Il modello ACT: di cosa si tratta?

L’ACT (Acceptance and Commitment Therapy – Terapia dell’Accettazione e dell’Impegno) è un modello di terapia cognitivo-comportamentale di terza generazione, basato su evidenze scientifiche, che prende il nome dal suo messaggio chiave: accettare, accogliere ciò che non è possibile controllare personalmente e, contestualmente, impegnarsi in azioni che rendano più ricca la propria vita. Scopo dell’ACT è aiutare il paziente a creare una vita piena e significativa, mentre accetta il dolore che inevitabilmente la accompagna.

I sei processi fondamentali dell’ACT sono: il contatto con il momento presente, la defusione, l’accettazione, il sé come contesto, i valori, l’azione impegnata.

Contatto con il momento presente. Essere in contatto con il momento presente significa prestare attenzione consapevolmente al mondo fisico intorno a noi, al mondo psicologico dentro di noi e alla nostra esperienza, qui ed ora, senza lasciarci trascinare dai nostri pensieri e senza attivare il “pilota automatico”.

Defusione. Significa staccarsi dai nostri pensieri e vederli per ciò che sono, ovvero parole ed immagini.

Accettazione. Significa abbandonare la lotta con emozioni, sensazioni ed impulsi dolorosi, lasciando che siano quello che sono, anche se non ci piacciono.

Sé come contesto. E’ il sé che osserva, consapevole di ciò che stiamo pensando, sentendo, facendo.

Valori. Si definiscono tecnicamente come “qualità globali desiderate dell’agire continuativo”; rappresentano le direzioni che desideriamo dare alla nostra vita. Azione impegnata. Significa agire in modo funzionale, efficace, nella direzione dei nostri valori.

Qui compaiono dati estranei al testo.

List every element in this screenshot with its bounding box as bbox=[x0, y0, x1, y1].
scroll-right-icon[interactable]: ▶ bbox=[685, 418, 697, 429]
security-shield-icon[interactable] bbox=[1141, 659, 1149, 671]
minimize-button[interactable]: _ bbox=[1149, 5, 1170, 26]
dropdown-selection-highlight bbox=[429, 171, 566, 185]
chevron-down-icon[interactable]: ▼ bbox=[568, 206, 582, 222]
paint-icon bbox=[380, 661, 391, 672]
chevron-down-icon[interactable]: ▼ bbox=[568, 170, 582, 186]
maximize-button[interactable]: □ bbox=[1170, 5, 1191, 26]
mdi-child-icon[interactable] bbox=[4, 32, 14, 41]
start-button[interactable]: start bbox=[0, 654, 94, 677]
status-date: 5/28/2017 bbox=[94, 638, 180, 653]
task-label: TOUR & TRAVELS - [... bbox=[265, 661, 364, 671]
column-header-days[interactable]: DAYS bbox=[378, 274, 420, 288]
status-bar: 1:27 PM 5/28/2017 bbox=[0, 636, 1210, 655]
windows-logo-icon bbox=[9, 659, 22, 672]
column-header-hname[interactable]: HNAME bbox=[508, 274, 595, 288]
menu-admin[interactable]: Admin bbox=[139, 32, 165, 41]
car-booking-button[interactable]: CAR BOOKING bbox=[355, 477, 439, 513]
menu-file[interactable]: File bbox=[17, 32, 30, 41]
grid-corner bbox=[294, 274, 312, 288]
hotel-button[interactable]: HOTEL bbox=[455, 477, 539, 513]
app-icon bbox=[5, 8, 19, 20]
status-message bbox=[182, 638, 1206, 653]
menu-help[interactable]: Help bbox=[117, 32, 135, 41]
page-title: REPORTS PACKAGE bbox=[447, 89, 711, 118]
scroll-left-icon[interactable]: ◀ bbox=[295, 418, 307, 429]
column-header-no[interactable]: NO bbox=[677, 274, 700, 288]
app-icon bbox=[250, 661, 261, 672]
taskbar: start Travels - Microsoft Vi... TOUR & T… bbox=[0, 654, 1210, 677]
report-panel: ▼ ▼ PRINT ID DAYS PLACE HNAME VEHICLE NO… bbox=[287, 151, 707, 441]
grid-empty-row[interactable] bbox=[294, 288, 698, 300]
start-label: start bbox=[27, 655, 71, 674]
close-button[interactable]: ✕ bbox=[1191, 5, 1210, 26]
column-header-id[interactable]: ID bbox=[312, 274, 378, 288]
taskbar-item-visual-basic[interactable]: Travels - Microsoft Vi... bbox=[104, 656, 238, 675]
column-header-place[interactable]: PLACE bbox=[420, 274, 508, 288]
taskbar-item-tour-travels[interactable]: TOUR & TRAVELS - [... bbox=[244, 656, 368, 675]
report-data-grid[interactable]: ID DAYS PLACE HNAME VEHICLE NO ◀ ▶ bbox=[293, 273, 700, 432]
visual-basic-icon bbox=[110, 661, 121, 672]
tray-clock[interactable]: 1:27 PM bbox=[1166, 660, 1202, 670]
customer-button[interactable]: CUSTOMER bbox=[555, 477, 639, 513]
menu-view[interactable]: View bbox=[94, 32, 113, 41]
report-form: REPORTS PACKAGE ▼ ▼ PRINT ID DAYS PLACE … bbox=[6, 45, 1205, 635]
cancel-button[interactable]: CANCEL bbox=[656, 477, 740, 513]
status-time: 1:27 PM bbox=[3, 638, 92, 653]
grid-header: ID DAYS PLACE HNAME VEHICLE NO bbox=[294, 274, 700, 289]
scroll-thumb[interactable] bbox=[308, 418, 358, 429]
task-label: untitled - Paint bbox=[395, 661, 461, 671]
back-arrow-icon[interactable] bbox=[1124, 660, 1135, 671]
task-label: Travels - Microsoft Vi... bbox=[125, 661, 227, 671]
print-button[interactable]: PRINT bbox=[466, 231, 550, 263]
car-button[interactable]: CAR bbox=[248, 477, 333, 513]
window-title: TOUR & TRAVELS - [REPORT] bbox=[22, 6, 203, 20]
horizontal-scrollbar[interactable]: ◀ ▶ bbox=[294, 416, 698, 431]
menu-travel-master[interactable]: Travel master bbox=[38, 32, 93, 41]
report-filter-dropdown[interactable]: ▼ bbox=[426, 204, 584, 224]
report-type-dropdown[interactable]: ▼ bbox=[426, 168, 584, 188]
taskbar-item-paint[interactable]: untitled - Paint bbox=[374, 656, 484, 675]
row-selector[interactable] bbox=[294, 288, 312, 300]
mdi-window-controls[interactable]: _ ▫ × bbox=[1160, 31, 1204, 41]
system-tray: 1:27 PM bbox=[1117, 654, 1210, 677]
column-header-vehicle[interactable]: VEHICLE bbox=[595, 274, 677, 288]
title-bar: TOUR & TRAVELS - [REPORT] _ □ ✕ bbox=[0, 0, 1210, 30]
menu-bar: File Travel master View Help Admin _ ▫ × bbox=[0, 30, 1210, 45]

I sei processi dell’ACT non sono separati; si può pensare ad essi come a sei facce di un diamante, al cui centro si trova la flessibilità psicologica.

La concettualizzazione del caso secondo il modello ACT si basa su due domante fondamentali:

  1. Verso quali direzioni di valore desidera muoversi il paziente?
  2. Cosa ostacola suo il percorso di vitalità e crescita?

Una volta risposto alla prima domanda, il terapeuta potrà individuare obiettivi nelle direzioni valoriali e quindi guidare e sostenere azioni impegnate del paziente in tali direzioni.

Per questo, sarà tuttavia necessario individuare le barriere che ostacolano il percorso; le tre principali barriere ad una vita consapevole, piena e di valore sono: la fusione, l’evitamento esperienziale e le azioni non funzionali al creare una vita ricca e significativa.